Tell Them I Said No

Martin Herbert
Sternberg Press ($24)

by Michael Workman

It's not difficult to conceive of the classist, sexist, and racist machinations of the international art world responsible for "art's transmogrification into a backcloth for the power plays of the prosperous," so readers of Tell Them I Said No might expect to find an indictment of those ills in this slim but forthright volume of essays on artistic withdrawal. Sadly, it doesn't quite deliver that indictment, and at times blurs the thin line critic Martin Herbert gives himself to navigate what qualifies as distinguishing "the needs of the artist and the needs of the art world."

Herbert is an admitted regular at august art-insider publication Art Review, and among the achievements of his essays collected here is how they provide a guidebook, a testament to the aspiration for "tools-down nonparticipation" that he posits as "exasperated reaction to the intolerability of the art world, to the limits of political potential, to gender bias, profiteering, the presence of repellant personalities, and neon egos."

Many of the artists Herbert discusses maintain gallery representation and have accepted museum exhibition of their work, so the measure of these artists’ overall reactions to the art world should be taken as a kind of distancing from its less desirable segments. He traces a variety of ways that artists have attempted this distancing, looking at figures such as Agnes Martin, Laurie Parson, and Trisha Donnelly—the last from whom the title of the book is taken (it was her response to a request by the author for an interview). Much of the idealism portrayed here is of the kind these artists desperately struggled to defend out of a sense of reverence for their own and others’ respect for the revelatory nature of the artistic inspirations that drove them, regardless of medium.

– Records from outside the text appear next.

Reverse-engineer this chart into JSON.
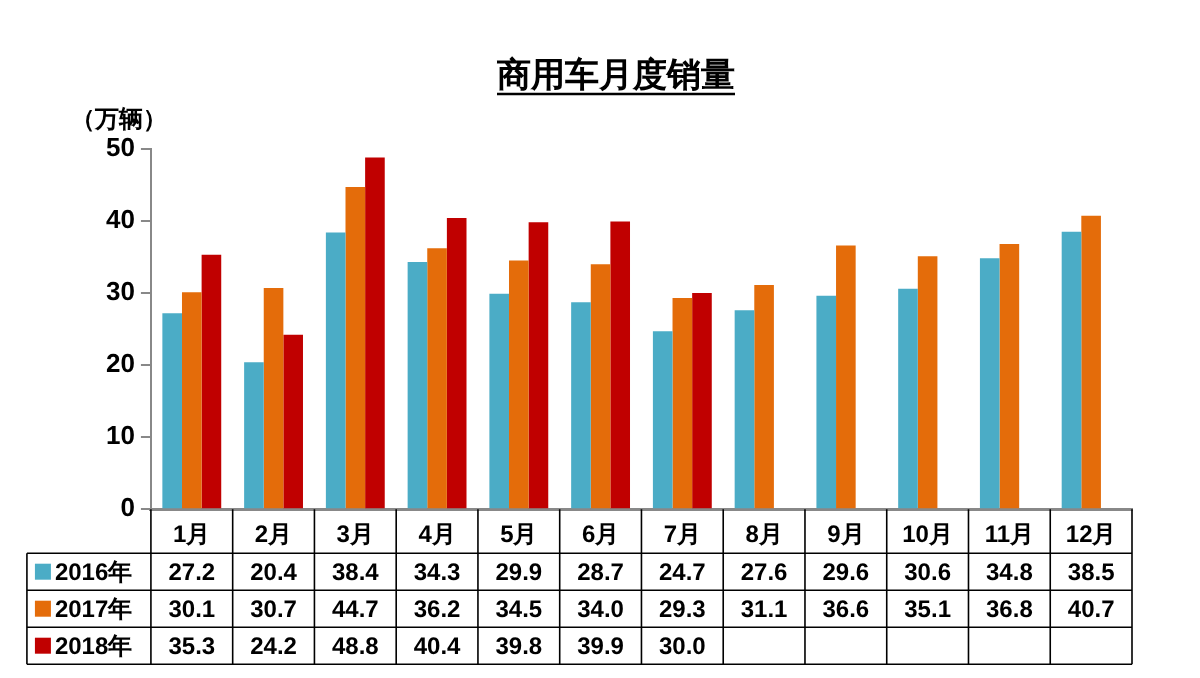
{
  "chart_data": {
    "type": "bar",
    "title": "商用车月度销量",
    "ylabel": "（万辆）",
    "categories": [
      "1月",
      "2月",
      "3月",
      "4月",
      "5月",
      "6月",
      "7月",
      "8月",
      "9月",
      "10月",
      "11月",
      "12月"
    ],
    "series": [
      {
        "name": "2016年",
        "color": "#4bacc6",
        "values": [
          27.2,
          20.4,
          38.4,
          34.3,
          29.9,
          28.7,
          24.7,
          27.6,
          29.6,
          30.6,
          34.8,
          38.5
        ],
        "value_labels": [
          "27.2",
          "20.4",
          "38.4",
          "34.3",
          "29.9",
          "28.7",
          "24.7",
          "27.6",
          "29.6",
          "30.6",
          "34.8",
          "38.5"
        ]
      },
      {
        "name": "2017年",
        "color": "#e46c0a",
        "values": [
          30.1,
          30.7,
          44.7,
          36.2,
          34.5,
          34.0,
          29.3,
          31.1,
          36.6,
          35.1,
          36.8,
          40.7
        ],
        "value_labels": [
          "30.1",
          "30.7",
          "44.7",
          "36.2",
          "34.5",
          "34.0",
          "29.3",
          "31.1",
          "36.6",
          "35.1",
          "36.8",
          "40.7"
        ]
      },
      {
        "name": "2018年",
        "color": "#c00000",
        "values": [
          35.3,
          24.2,
          48.8,
          40.4,
          39.8,
          39.9,
          30.0,
          null,
          null,
          null,
          null,
          null
        ],
        "value_labels": [
          "35.3",
          "24.2",
          "48.8",
          "40.4",
          "39.8",
          "39.9",
          "30.0",
          null,
          null,
          null,
          null,
          null
        ]
      }
    ],
    "ylim": [
      0,
      50
    ],
    "yticks": [
      0,
      10,
      20,
      30,
      40,
      50
    ],
    "grid": false,
    "legend": "bottom"
  }
}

Emblematic of this idealism, for instance, is the chapter on Christopher D'Arcangelo, who died much too young, but while he was alive made an art of intervening on institutional art spaces out of a genuine anarchist impulse, suffering more than a few scuffles with authorities for it. Another is Stanley Brouwn, who died this year, his life almost a primary case study in this collection's analysis of willful anonymity's capacity to conjure artistic apotheosis. His series This Way Brouwn, a collection of hand-drawn maps of directions given him by strangers, echo his artistic trajectory out into silence, save for these little artifacts of his movements in the world.

While perhaps never quite achieving a depiction of the logic that defines the "tools down nonparticipation" set out at its beginning, Tell Them I Said No does provide a welcome glimpse into the impulse to resist the neo-liberalization of art in the interest of maintaining human dignity—and to defend the right of art to exist, despite the world. It may help to separate the political potential of this argument from the rest of these framing mechanisms, given the lineage these artists follow out of the historical avant garde. In our culturally revanchist times, Herbert's book, despite its shortcomings and very much because of its attempt to meet worthwhile aspirations, provides hints that there's hope for a better direction.